Sometimes I need to have things put in simple terms so I can grasp them. When I went off to college many kids from my graduating class went to work instead. I was the first from my family to attend college and the first to earn a college degree. Between summer jobs in construction, jobs at school, scholarships, and help from the parents we got the bills paid. One of the first things my friends who didn’t go to college bought was a new car. I’m not going all the way back to when I went to college for comparison purposes, but let me start with the late 70’s. At that time a new Chevrolet Impala cost $5,471 and a year’s tuition at a non-private college was $1,994. In essence, you could equate three years of college to a new car. Today, a new Impala, fully loaded is $35,000. If inflation was consistence for both, annual tuition would be $12,000. No, tuition is $30,000, on average for public colleges.
I was always taught to bring a solution along with a problem. The solution is simple, stop government loans and grants to college students. Cold turkey. The big ten won’t be the BIG anymore, it will go back to being the Big Ten. At least 5-6 colleges in the conference will close. Before they close, they will engage in one hell of a price war. Tuition will drop like a rock to attract those applicants who can pay the freight or get a private loan from a bank. Costs will get cut to the bone. Professors will be driving the taxis instead of new graduates. Thousands of unnecessary administrators across hundreds of colleges will be flipping burgers. Admission standards will drop along with the tuition. Right now high school graduates in Illinois can’t get in the University of Illinois since standards are set high to attract out-of-state students who pay more to go there.
In my business, there were 80,000 retail gasoline outlets that closed in the 70’s. They were the traditional two bay repair outlets that were family owned and operated. Most of the income came from repairs and sales of non-gasoline automotive items like tires and batteries. They were like today’s colleges, inefficient and way under capacity. When the government got in the gasoline business, with Jimmy Carter, there wasn’t enough allocations from Jimmy to keep them afloat. Lines were prevalent at all outlets and owners of the real estate, usually not the operator, decided to sell the property. Self-serve knocked out more and today 80% of retail gasoline is done through convenience stores. The market drove efficiency and low prices dictated high volume.
Only market conditions, not artificial market conditions supported by government money from your taxes, will fix the tuition problem. Take the government out of the equation and the problem will leave with the government. Kids who are going to college and shouldn’t will stop going. Kids who should will find a way to go and pay. Colleges will find themselves in a competitive business for the first time. Business people will be hired to run them instead of academics. Presidents will have accountability to balance budgets and survive. Colleges that don’t change will go away. Boulla boulla for old Sam Houston Institute of Technology, if the rich alums want it around they will have to pony up to keep it going, just like they do for the football team now. Title nine sports, gone. When the school is trying to survive lot’s of things will change.

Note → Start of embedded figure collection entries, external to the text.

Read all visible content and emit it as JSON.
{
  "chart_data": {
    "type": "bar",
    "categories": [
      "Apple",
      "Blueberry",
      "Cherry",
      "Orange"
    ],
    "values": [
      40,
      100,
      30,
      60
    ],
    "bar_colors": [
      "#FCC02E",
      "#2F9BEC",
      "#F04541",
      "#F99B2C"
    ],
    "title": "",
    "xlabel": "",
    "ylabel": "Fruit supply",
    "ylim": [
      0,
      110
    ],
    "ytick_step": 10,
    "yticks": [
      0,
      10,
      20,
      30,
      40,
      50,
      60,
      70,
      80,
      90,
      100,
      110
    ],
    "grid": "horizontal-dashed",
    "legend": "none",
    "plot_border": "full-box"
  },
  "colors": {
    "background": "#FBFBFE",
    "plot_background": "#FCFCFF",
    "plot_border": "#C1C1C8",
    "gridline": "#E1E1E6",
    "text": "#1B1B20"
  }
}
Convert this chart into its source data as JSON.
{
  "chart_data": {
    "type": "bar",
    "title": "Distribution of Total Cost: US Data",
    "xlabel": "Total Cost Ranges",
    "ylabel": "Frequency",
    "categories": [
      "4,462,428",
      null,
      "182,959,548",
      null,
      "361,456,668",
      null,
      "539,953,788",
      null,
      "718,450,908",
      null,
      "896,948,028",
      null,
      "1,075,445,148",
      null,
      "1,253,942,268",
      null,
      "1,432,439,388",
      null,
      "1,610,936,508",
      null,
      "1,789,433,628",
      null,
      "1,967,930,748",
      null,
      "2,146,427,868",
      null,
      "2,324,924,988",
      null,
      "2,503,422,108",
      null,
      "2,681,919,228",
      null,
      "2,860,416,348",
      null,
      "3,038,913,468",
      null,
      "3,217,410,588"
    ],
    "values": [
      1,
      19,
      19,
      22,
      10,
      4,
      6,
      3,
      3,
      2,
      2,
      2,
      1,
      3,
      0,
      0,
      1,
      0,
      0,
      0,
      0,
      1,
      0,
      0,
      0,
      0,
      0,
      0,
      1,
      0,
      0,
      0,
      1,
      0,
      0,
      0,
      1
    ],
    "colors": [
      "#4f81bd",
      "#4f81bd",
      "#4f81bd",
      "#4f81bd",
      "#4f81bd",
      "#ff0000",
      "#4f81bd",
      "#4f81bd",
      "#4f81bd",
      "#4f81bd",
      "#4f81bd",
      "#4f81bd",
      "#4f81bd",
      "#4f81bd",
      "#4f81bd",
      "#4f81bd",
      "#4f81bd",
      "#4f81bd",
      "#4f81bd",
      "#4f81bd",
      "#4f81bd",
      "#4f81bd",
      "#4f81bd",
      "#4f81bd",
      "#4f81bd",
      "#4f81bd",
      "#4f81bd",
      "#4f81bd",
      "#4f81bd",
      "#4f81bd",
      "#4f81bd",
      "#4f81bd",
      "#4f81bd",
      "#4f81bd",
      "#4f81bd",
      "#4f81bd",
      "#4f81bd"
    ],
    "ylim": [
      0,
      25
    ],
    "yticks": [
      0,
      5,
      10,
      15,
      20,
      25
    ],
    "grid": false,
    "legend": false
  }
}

It wasn’t easy watching 80,000 retail outlets disappear and all the dealers and company people who supported that system. Change is never easy, but necessity is the mother of invention and necessity is here knocking on the doors of all of our nations’ colleges. Time to let her in.
Here are some statistics about student loans to set your teeth on edge. Student loans have a provision called forbearance. It just takes a phone call to get forbearance. It means borrowers can postpone payments for up to three years. Forbearance has hit the $125 billion mark. That’s 16% of the loans in repayment. But, there’s another little deal being promoted by the Obama administration called income-based repayment. Borrowers with income below 150% of poverty make zero payments. Now some 24% are in the income-based or the Pay as You Earn plans, or $115 billion of the outstanding loans. Despite these programs, which now add to 40% of the borrowers, the number in default is 19.8% or 7.1 million borrowers or $103 billion in loan balances. So more and more loans are being made for larger and larger amounts while more and more borrowers have stopped paying through government sponsored plans to do so or have just stopped paying period. This is your bank, it’s your tax dollars being loaned. How do you like the way it’s being run?
I promise no more tuition blogs for a few weeks.
Right on. My thoughts and beliefs exactly. A lot has to change when it co es to college tuition. My children can afford whatever it takes for their children’s college expenses. But these high costs have to top. Everything is totally out of “wha k”
Right on. I applaud your hard facts supporting the ppoints you make. Thanks
Karen and. Jerry. Van. Hoose
Bill, I hope you’ve sent a copy of this to Gov.-Elect Rauner’s campaign committee, because this is precisely the type of innovation they need to hear. Please, keep up the good work on behalf of IL taxpayers and future-taxpayers (i.e. students). If we’re ever to see education reform in this backwater of a state, it will have to come from the business community, because the academics simply haven’t a clue.